I'm working on a program that involves the use of the Hilbert curve python module. The output of the Hilbert curve python module comes in the form of a list, or in the form of a single point set. I'm having trouble separating the list so that I can plot it using matplotlib.
Here's the sample code:
import numpy as np
from hilbertcurve.hilbertcurve import HilbertCurve
import regex as re
p=int(input("order of curve: "))
n=2
hilbert_curve = HilbertCurve(p,n)
totalpoints = 2**(p*n)
distances = list(range(totalpoints))
#distances = list(range(int(input("list the number of points"))))
points = hilbert_curve.points_from_distances(distances)

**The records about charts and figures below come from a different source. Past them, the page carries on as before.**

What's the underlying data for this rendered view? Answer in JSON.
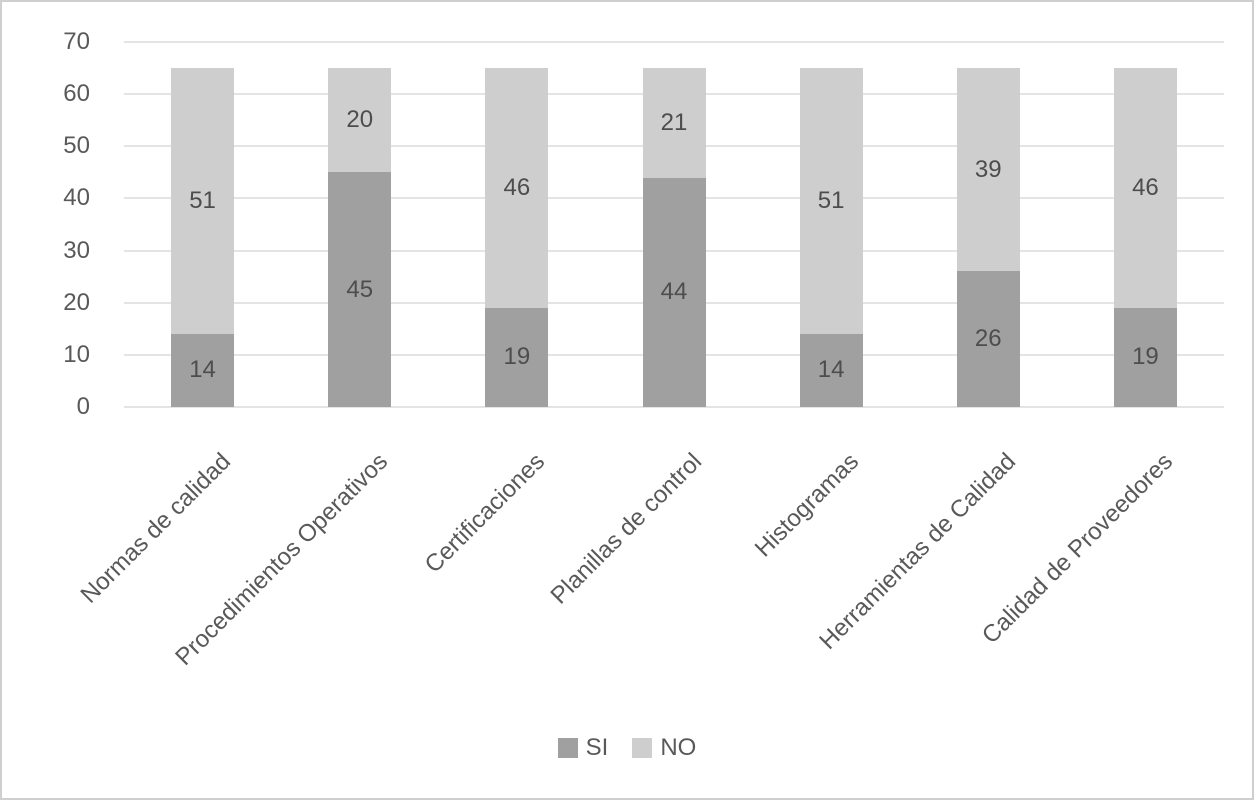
{
  "chart_data": {
    "type": "bar",
    "stacked": true,
    "orientation": "vertical-columns",
    "title": "",
    "xlabel": "",
    "ylabel": "",
    "categories": [
      "Normas de calidad",
      "Procedimientos Operativos",
      "Certificaciones",
      "Planillas de control",
      "Histogramas",
      "Herramientas de Calidad",
      "Calidad de Proveedores"
    ],
    "series": [
      {
        "name": "SI",
        "color": "#a0a0a0",
        "values": [
          14,
          45,
          19,
          44,
          14,
          26,
          19
        ]
      },
      {
        "name": "NO",
        "color": "#cecece",
        "values": [
          51,
          20,
          46,
          21,
          51,
          39,
          46
        ]
      }
    ],
    "stack_total": 65,
    "yticks": [
      0,
      10,
      20,
      30,
      40,
      50,
      60,
      70
    ],
    "ylim": [
      0,
      70
    ],
    "grid": "horizontal",
    "data_labels": true,
    "legend_position": "bottom"
  },
  "colors": {
    "si_fill": "#a0a0a0",
    "no_fill": "#cecece",
    "gridline": "#e4e4e4",
    "axis_text": "#595959",
    "data_label_text": "#4d4d4d",
    "frame_border": "#cfcfcf",
    "background": "#ffffff"
  }
}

#This stuff below prints out all of the individual points
#for point, dist in zip(points, distances):
# print (f'point(h={dist}) = {point}')
#this prints out the array of all points generated by the program. Useful for debug
#print(points)
The issue is, while using matplotlib it doesn't separate the individual points in 'points' resulting in multiple linear plots instead of a Hilbert curve.
I also need to be able to separate them so I can perform arithmetic on the individual points. This library infinitely expands the length of the curve rather than defining it within a single 1x1 square how the curve should be represented. This is something easily resolved by dividing the individual points.

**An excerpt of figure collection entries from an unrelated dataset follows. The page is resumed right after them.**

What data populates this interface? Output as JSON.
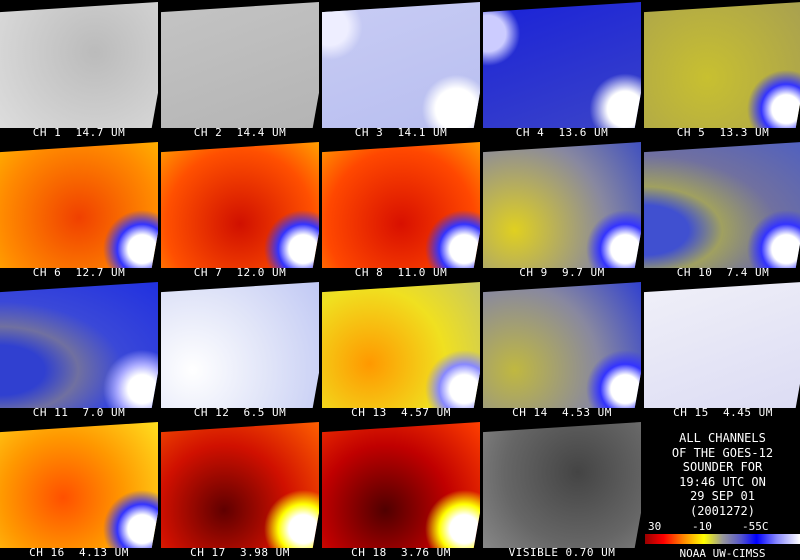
{
  "panels": [
    {
      "label": "CH 1  14.7 UM"
    },
    {
      "label": "CH 2  14.4 UM"
    },
    {
      "label": "CH 3  14.1 UM"
    },
    {
      "label": "CH 4  13.6 UM"
    },
    {
      "label": "CH 5  13.3 UM"
    },
    {
      "label": "CH 6  12.7 UM"
    },
    {
      "label": "CH 7  12.0 UM"
    },
    {
      "label": "CH 8  11.0 UM"
    },
    {
      "label": "CH 9  9.7 UM"
    },
    {
      "label": "CH 10  7.4 UM"
    },
    {
      "label": "CH 11  7.0 UM"
    },
    {
      "label": "CH 12  6.5 UM"
    },
    {
      "label": "CH 13  4.57 UM"
    },
    {
      "label": "CH 14  4.53 UM"
    },
    {
      "label": "CH 15  4.45 UM"
    },
    {
      "label": "CH 16  4.13 UM"
    },
    {
      "label": "CH 17  3.98 UM"
    },
    {
      "label": "CH 18  3.76 UM"
    },
    {
      "label": "VISIBLE 0.70 UM"
    }
  ],
  "caption": [
    "ALL CHANNELS",
    "OF THE GOES-12",
    "SOUNDER FOR",
    "19:46 UTC ON",
    "29 SEP 01",
    "(2001272)"
  ],
  "colorbar_labels": [
    "30",
    "-10",
    "-55C"
  ],
  "credit": "NOAA UW-CIMSS"
}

The end result of the product is to be able to determine a starting point for the Hilbert curve instead of having it start at 0,0. The second implementation will be in a point finding script where the generated points of a Hilbert curve can be checked against specific points to see if the curve passes through it. So, for both implementations I need to be able to manipulate the individual points which I can't in the current list form.

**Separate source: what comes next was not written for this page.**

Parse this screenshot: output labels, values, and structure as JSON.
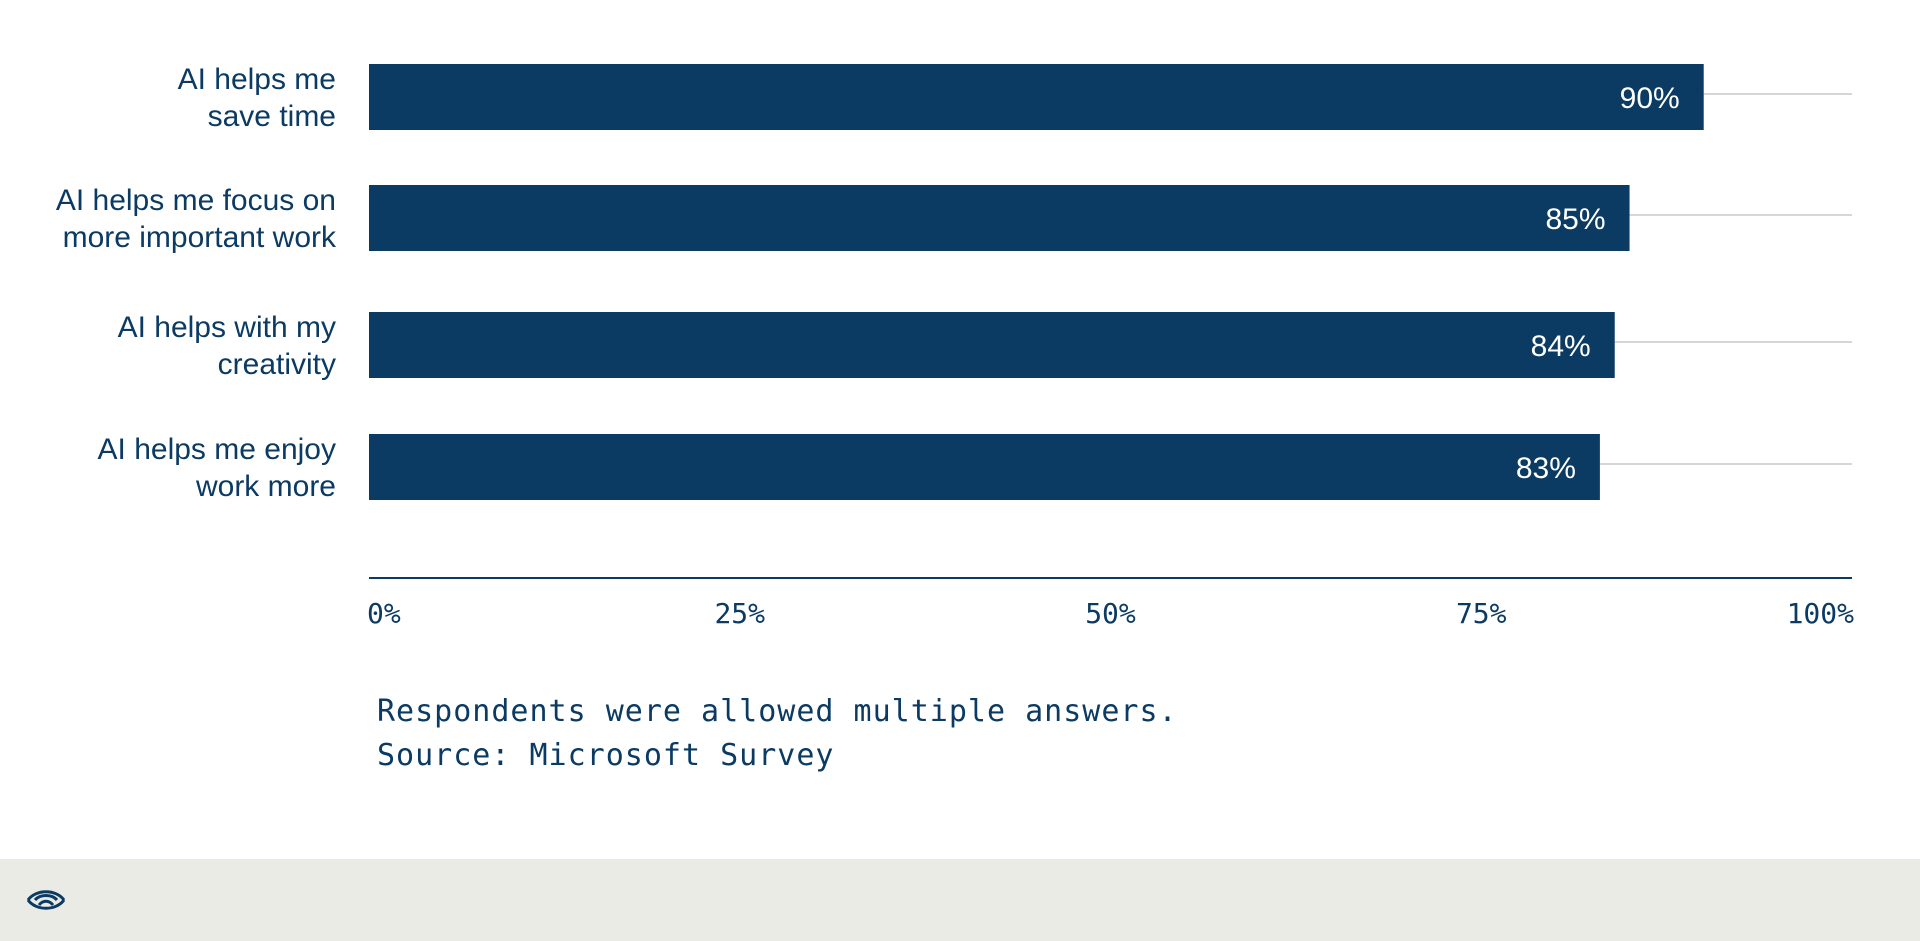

I have attempted to use the np split() as well as the str.split()
methods. the str methods fails due to this being a list, not a string. np isn't working for an unknown reason.
this should do what you want but is very inefficient if you have millions of points (6 digits):
import matplotlib.pyplot as plt
points = [[i,i**2] for i in range(10)]
xs=[]
ys=[]
for x,y in points:
xs.append(x)
ys.append(y)
plt.figure()
plt.plot(xs,ys)
plt.show()
in this case, I suspect many of your points will be closer than 1px to each other, so instead you can add your points to a kd-tree (if your points are in 2 dimensions, which they seem to be, K will be 2) and query the points that are in your view port (assuming you have zoomed in to see the actual curve, instead of just a solid block of points, since that's what the Hilbert curve is doing(it is a space-filling curve)).
Imagine the same scenario for a fractal pattern (which a Hilbert curve is really) that has infinitely many points due to its recursive nature. You won't be drawing points that are nanometers apart when the pixels on your display are in the order of micrometers since they won't be visiblle.